OTAGO.
A strange case of suicide was discovered at the Kaikorai on Tuesday afternoon, when it was found that Mr Robert W. S. Grieve, manager of a flaxmill there, had hanged himself in his own house. As he had not been seen since Sunday night suspicion was aroused, and one of the neighbours effected an entrance. He found the deceased suspended from the roof in a state of nudity. His feet were partly resting on a door mat, and behind him was a chair off which he had evidently jumped. He had made a loop of a silk scarf, to which he added a piece of rope, which was fastened to some pieces of scantling nailed together, and resting on the trimmings of the door, which had been locked from the inside. The window-blinds were down, md from the disarranged state of the bed clothes it is conjectured that he had previously been in bed. A light was seen in the house about 11.30 on Sunday night, and the milk-boy who called at the house on Monday morning knocked several times, but was not answered. The deceased, who was a civil engineer, was unmarried, about 30 years old, and a native of Edinburgh. He was well known here, and came to the colony about five years ago in charge of the Government dredging machinery, which was afterwards erected in the Exhibition building under his superintendence. He was subsequently contractor for and superintended the work carried on by the little dredge Pioneer.

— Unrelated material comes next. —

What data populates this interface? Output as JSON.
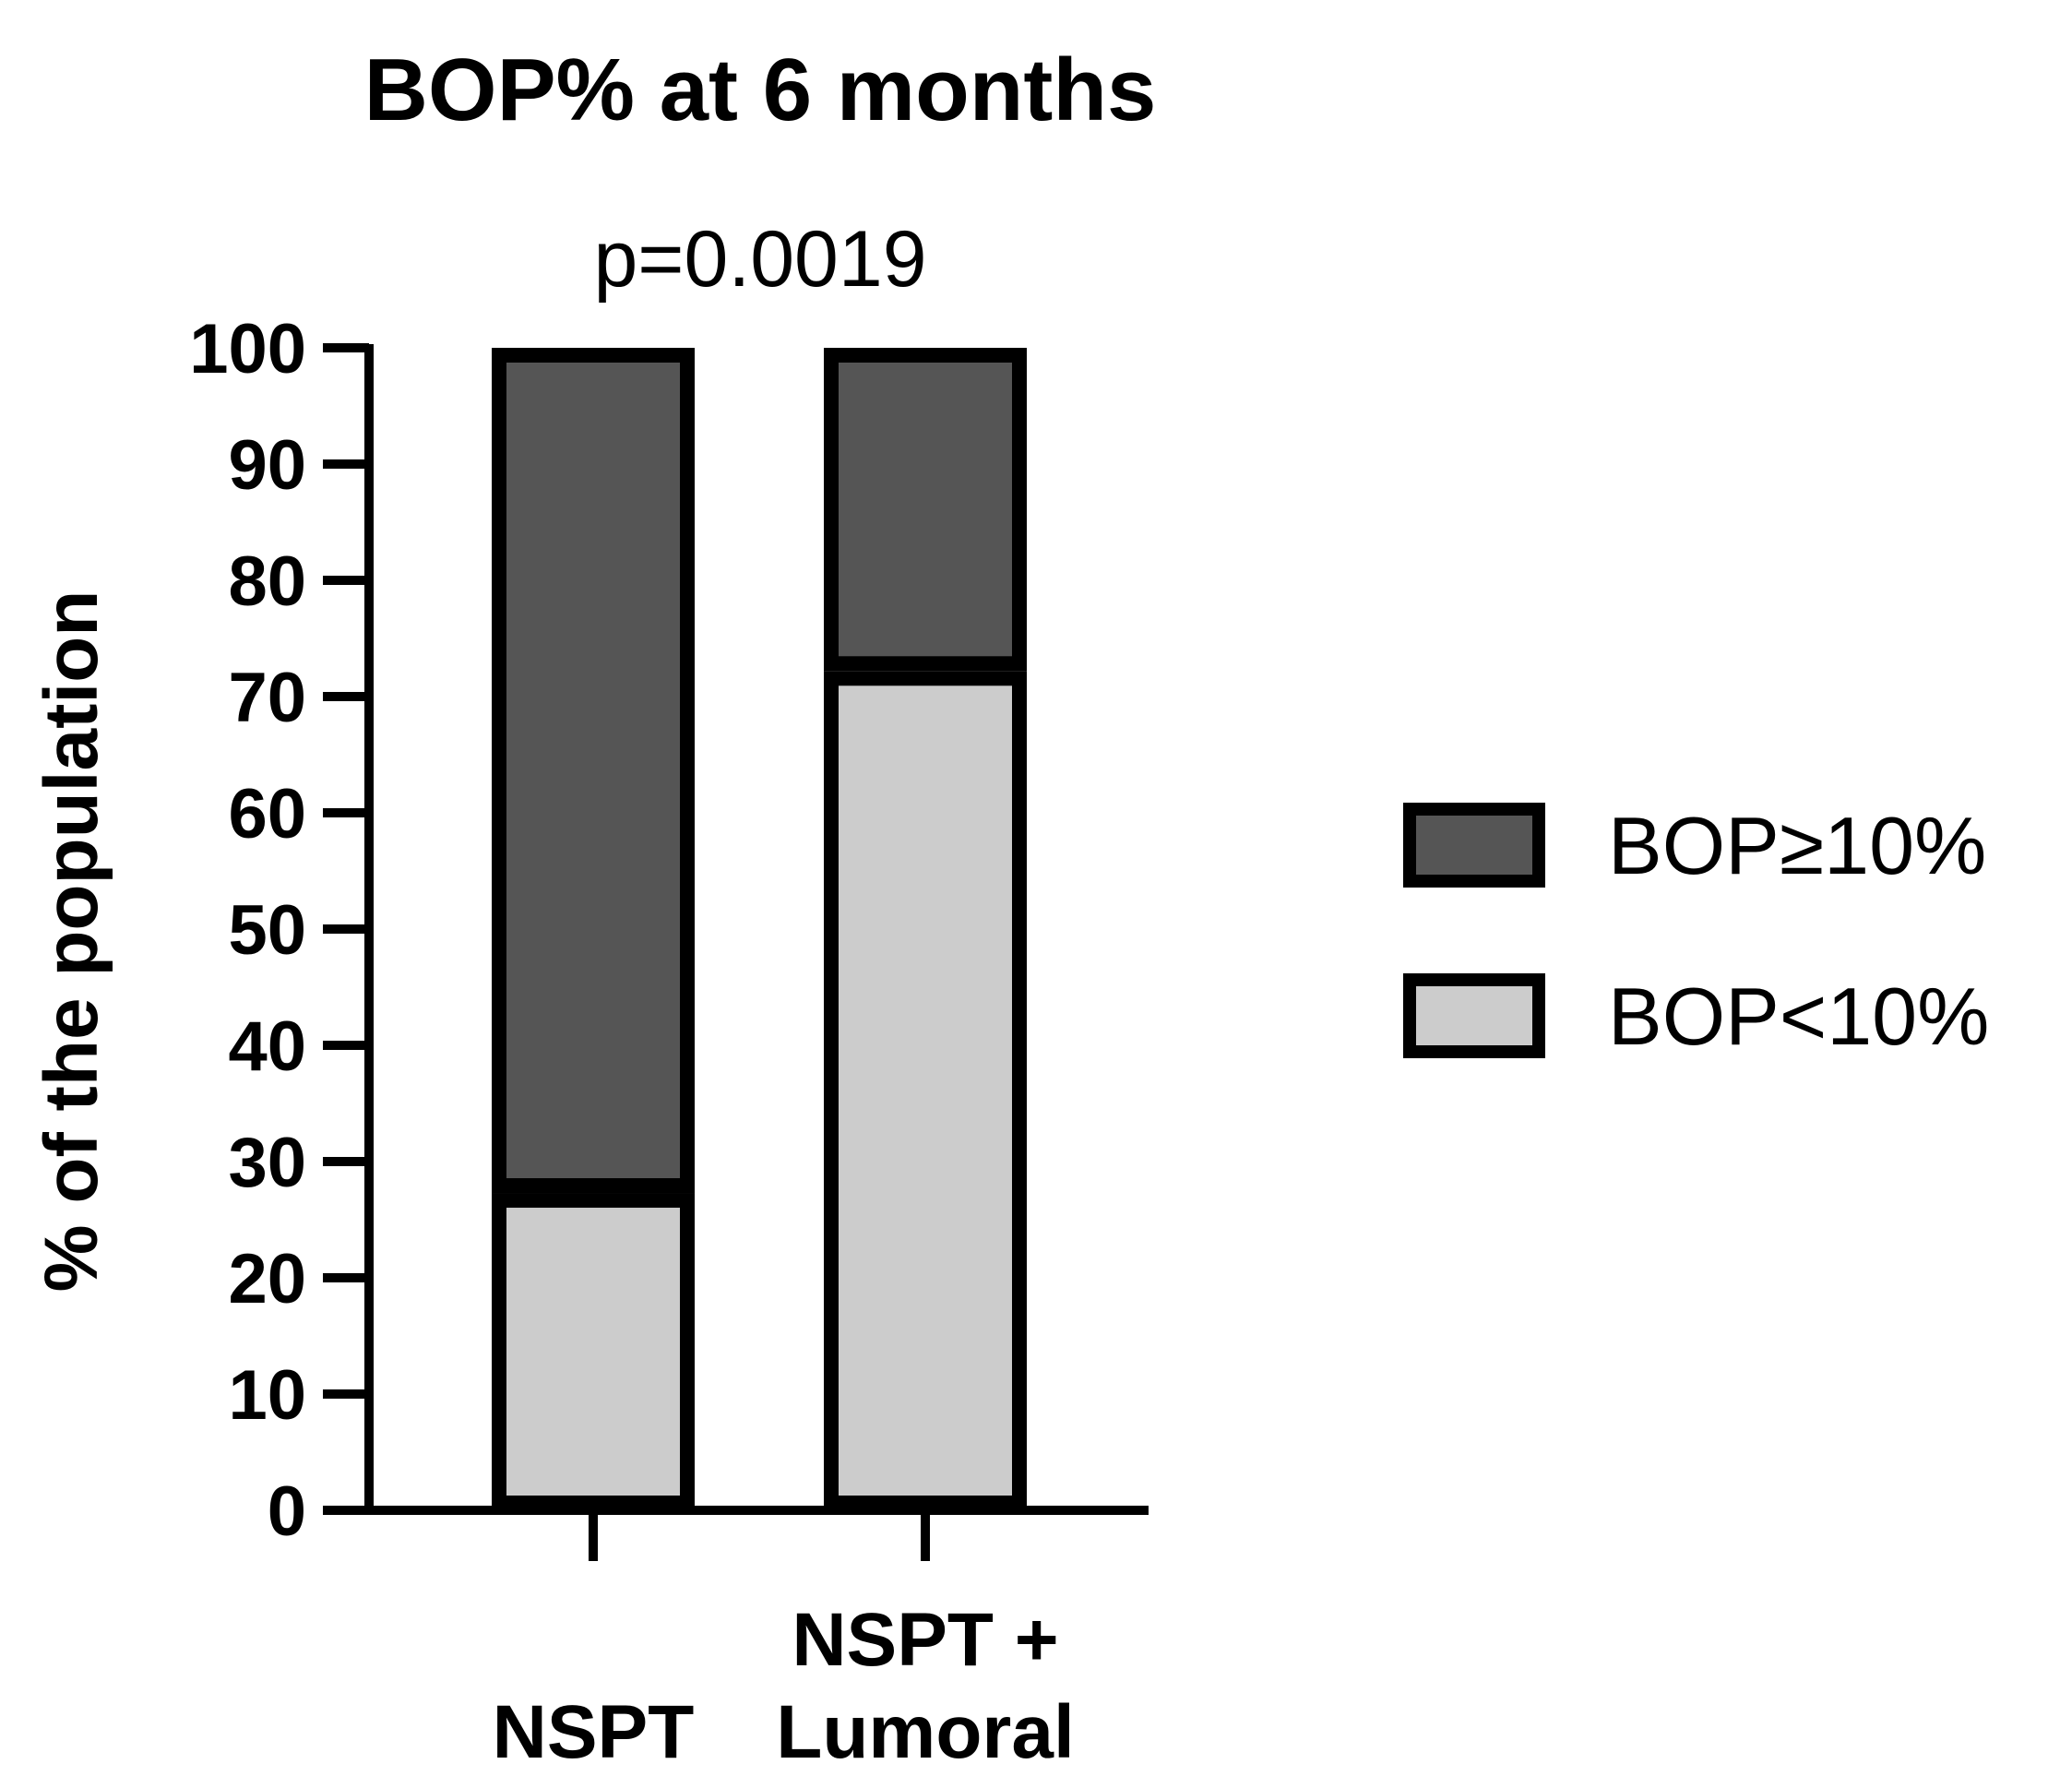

It is supposed, that recent pecuniary losses preyed upon his mind and led him to commit this act. At an inquest held at the Argyle Hotel, Kaikorai Valley, before Mr T. Hocken, the jury returned a verdict that "the deceased Robert William Symington Grieve committed suicide by hanging himself, while in a state of temporary insanity, at the Kaikorai Talley, on or about the 17th day of April, 1870, in the passage of the house he lived in." -Wellington Independant, 28/4/1870.
LEGAL NOTICES.
ORDER OF JUDGE.
IN THE SUPREME COURT OF NEW ZEALAND, OTAGO.AND SOUTHLAND DISTRICT.
In the matter of Robert William Symington Grieve, of Kaikorai, near Dunedin, in the Province of Otago, Civil Engineer, deceased intestate. UPON reading the Affidavits of John Bevin and Alfred Chetham Strode, I do order that Alfred Chetham Strede, Esquire, a Curator of the Estates of Deceased Persons, shall be Administrator of all and singular the goods, chattels, and credits of Robert William Symington Grieve, deceased, and that this Order be published in the Otago Daily Times newspaper, as "The Intestate Estates Act, 1865," directs.
Dated at Dunedin, this second day of August, 1870. -Otago Daily Times, 8/8/1870.